Aluminum ●
TL;DR. This ingredient is used mainly as a metallic colorant and visual-effect pigment, adding silver tone, opacity, shimmer, or reflectivity in makeup, nail products, and some specialty personal care formulas.
What does Aluminum do in a cosmetic formula?
This ingredient is used mainly as a metallic colorant and visual-effect pigment, adding silver tone, opacity, shimmer, or reflectivity in makeup, nail products, and some specialty personal care formulas.
Is Aluminum clean?
From a clean-beauty perspective, it has more friction than simple mineral pigments because shoppers often conflate it with antiperspirant salts and other related compounds. As a solid elemental pigment, skin irritation is typically low in finished products, but use is governed by color-additive rules and product-category limits in some regions.
Is Aluminum sustainable?
This material is mineral-derived and comes from mining and energy-intensive refining, so its footprint is more sourcing and processing related than agricultural. It is not biodegradable because it is an element, though it does not behave like a persistent synthetic organic pollutant.
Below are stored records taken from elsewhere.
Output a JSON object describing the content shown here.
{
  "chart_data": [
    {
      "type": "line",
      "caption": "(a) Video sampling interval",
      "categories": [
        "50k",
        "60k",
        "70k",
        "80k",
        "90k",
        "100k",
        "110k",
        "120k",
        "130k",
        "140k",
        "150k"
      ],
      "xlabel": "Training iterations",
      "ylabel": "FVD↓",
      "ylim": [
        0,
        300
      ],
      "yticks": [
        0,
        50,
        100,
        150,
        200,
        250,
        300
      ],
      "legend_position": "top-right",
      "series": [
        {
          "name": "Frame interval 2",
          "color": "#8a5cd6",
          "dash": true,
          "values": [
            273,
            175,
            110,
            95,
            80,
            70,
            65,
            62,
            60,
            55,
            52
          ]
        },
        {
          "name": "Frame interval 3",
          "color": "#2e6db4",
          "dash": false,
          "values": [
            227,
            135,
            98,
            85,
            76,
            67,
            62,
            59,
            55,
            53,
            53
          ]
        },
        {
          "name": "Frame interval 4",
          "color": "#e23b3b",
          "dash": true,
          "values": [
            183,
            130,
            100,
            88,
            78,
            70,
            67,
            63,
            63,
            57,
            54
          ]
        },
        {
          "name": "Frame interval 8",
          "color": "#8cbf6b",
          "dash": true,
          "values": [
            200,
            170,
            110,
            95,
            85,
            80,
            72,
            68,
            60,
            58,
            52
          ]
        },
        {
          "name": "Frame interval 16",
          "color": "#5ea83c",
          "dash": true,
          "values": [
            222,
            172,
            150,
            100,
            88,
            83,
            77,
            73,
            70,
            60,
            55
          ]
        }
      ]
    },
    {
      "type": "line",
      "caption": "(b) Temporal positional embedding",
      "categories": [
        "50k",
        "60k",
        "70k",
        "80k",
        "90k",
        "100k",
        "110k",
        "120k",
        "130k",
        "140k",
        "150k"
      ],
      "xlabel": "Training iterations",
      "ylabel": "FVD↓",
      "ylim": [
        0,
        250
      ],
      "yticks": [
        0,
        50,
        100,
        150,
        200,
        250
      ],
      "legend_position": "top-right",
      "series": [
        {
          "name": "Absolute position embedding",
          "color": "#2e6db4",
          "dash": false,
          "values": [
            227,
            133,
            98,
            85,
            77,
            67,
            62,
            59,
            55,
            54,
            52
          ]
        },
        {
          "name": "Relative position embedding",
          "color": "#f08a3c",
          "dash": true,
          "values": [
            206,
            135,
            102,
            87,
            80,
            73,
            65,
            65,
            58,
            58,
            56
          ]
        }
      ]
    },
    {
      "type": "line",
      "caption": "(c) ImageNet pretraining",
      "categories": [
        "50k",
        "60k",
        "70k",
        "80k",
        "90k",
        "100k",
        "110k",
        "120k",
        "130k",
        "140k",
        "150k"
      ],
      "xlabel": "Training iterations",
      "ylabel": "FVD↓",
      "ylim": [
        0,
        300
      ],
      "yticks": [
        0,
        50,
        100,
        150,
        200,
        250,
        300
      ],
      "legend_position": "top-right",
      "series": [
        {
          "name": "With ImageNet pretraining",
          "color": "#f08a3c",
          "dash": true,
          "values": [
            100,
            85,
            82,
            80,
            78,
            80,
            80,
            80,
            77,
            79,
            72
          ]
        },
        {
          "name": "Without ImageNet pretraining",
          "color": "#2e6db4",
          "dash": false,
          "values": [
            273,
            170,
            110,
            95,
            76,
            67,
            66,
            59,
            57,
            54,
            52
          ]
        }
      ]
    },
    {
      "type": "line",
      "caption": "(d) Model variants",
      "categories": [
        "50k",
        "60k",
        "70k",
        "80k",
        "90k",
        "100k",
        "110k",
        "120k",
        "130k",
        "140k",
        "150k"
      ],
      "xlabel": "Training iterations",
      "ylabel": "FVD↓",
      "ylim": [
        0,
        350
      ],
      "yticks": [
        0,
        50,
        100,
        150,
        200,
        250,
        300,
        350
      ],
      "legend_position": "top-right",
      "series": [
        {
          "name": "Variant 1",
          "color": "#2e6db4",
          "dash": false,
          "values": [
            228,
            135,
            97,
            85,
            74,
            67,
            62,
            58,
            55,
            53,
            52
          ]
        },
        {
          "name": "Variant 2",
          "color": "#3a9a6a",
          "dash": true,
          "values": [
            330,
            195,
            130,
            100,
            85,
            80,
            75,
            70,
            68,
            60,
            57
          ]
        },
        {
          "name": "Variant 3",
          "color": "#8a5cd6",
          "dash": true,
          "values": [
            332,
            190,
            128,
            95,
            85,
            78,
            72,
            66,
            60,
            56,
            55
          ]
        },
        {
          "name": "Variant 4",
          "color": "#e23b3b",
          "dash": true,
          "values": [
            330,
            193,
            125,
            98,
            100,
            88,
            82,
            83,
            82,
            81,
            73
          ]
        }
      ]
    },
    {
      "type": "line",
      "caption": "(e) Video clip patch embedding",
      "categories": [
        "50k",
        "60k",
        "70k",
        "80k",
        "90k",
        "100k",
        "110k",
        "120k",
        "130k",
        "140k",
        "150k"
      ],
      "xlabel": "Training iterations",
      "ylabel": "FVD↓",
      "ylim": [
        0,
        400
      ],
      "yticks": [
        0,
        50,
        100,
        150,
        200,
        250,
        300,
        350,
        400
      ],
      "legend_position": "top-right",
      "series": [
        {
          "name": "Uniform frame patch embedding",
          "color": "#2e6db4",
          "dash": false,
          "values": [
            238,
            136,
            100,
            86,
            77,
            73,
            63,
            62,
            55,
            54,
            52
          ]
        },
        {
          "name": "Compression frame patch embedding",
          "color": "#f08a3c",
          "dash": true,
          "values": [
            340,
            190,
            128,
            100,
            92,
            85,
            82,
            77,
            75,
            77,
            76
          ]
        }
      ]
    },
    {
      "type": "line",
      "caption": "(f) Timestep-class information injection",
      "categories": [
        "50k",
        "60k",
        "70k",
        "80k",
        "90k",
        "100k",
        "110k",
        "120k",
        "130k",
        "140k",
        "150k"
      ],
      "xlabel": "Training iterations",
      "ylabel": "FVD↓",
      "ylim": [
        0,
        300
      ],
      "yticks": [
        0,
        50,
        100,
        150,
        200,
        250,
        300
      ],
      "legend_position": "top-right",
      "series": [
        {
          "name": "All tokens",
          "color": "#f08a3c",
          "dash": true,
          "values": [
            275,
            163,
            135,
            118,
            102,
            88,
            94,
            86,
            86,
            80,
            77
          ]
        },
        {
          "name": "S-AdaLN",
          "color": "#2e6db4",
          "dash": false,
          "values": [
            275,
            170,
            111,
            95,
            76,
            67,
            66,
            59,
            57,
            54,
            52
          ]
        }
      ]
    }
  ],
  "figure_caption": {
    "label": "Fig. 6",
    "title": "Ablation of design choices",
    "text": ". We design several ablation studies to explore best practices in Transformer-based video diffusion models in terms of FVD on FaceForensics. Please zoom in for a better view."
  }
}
Is Aluminum COSMOS-approved?
It has partial COSMOS alignment as an inorganic mineral-derived colorant when it meets the standard’s mineral and colorant requirements, but it is not counted as organic content. From a Green Chemistry view, it is compromised by nonrenewable sourcing and high-energy production, even though it is chemically simple and does not require complex solvent chemistry in the finished formula.
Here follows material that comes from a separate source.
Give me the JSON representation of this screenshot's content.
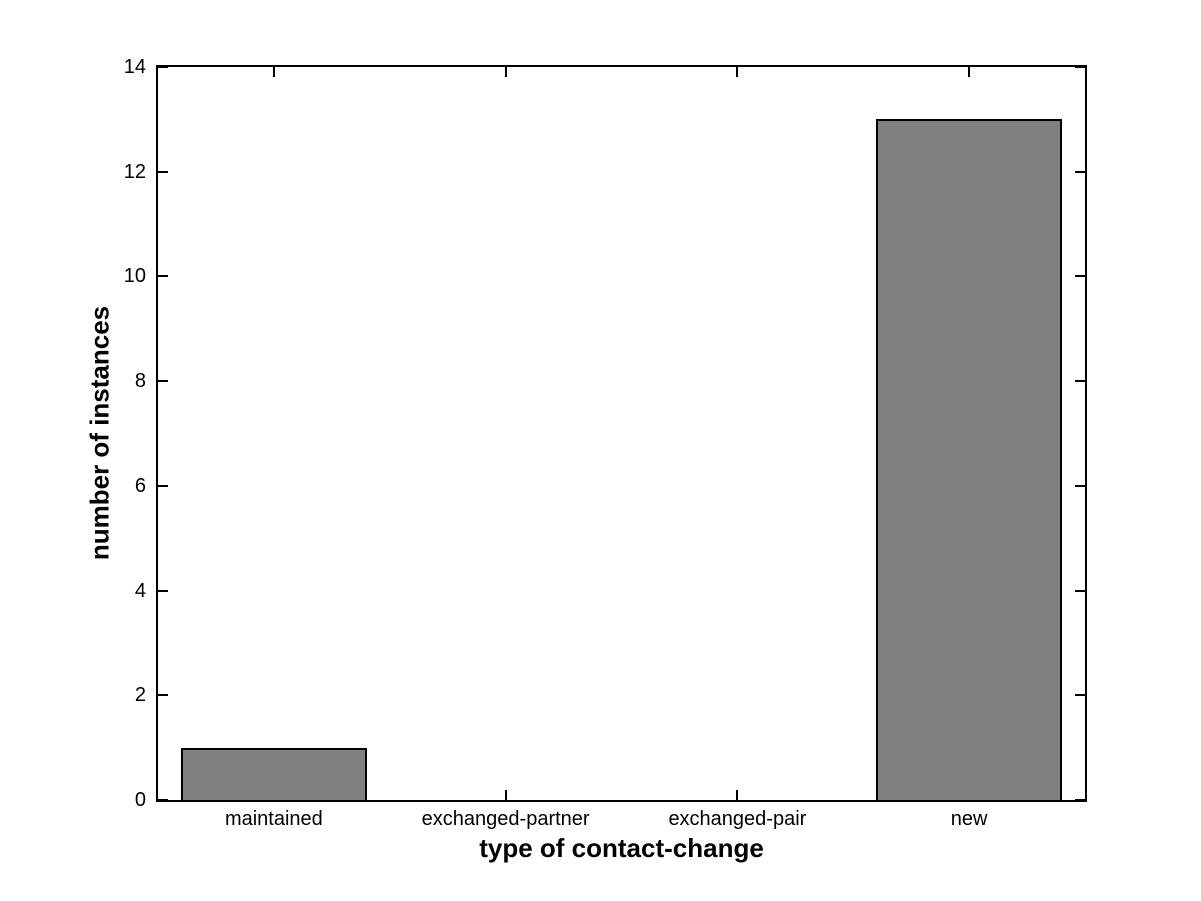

How does Aluminum work chemically?
The molecule is an elemental metal used as fine plate-like particles that reflect visible light, which is why it creates coverage, brightness, and metallic effects rather than dissolving into the formula. It is insoluble in water and oils, requires good dispersion and suspension, and is commonly paired with film formers or viscosity builders to keep particles evenly distributed.